The book, “Oregon Detour,” follows a group of teenagers from the fictional town of Creston through high school, graduation night, their first sexual exploits and the early years of marriage. And though Jones published a note in the Weston Leader newspaper claiming the book was a work of total fiction, critics, including Weston’s powerful Saturday Afternoon Club and the Methodist Church, attacked the book as “dirty” and the characters and situations as only thinly disguised — the town’s minister appeared as a doctor in the book, and the fictional high school principal was named after Weston’s real-life derelict.
George Venn, a literature professor at Eastern Oregon State College, read a student’s paper on the book and applied for a grant in 1982 to investigate what really happened, he told a group of Pendleton library supporters on April 21, 1983. He talked to Weston residents, some of whom thought the book was funny. Others told Venn they’d tried to find the book for years, but every copy placed on the shelves of the Weston Public Library had mysteriously disappeared for years. Local libraries were told not to loan copies of the book to Weston, and the few copies that did exist in 1983 could be read, but not checked out. One resident Venn interviewed figured there was a chest somewhere filled with copies of the book.

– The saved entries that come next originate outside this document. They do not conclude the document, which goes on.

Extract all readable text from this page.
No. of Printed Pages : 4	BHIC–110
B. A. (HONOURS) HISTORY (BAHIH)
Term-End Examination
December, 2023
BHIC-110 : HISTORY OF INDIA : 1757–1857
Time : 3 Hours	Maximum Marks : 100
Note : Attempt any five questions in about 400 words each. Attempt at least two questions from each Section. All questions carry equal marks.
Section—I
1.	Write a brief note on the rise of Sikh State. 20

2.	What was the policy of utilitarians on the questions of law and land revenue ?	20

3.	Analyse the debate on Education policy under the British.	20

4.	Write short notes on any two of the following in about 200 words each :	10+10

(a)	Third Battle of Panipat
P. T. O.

The book still had its critics, though. Members of the Saturday Afternoon Club asked Venn during his inquiries, “Why are you going around trying to get the skeletons out of the closet?” And the son of a member claimed his mother was one of the story’s characters, and that Jones was trying to “drag people in the dirt.”
Jones, a graduate of Weston High School and Whitman College, distinguished himself as a writer and actor, and penned 17 novels including “Swift Flows the River,” a bestseller. Venn figured Jones wrote “Oregon Detour” during a brief stint working at his father’s store in Weston after college, but the book was published while he was living and working in Seattle as a columnist, editorial writer and associate editor for the Seattle Post-Intelligencer.
Despite the controversy, Venn thought the book was worth reading for its “insight into the life in a small community.” For those interested in reading “Oregon Detour,” 28 copies are currently available in Eastern Oregon libraries, including two at the Weston Public Library.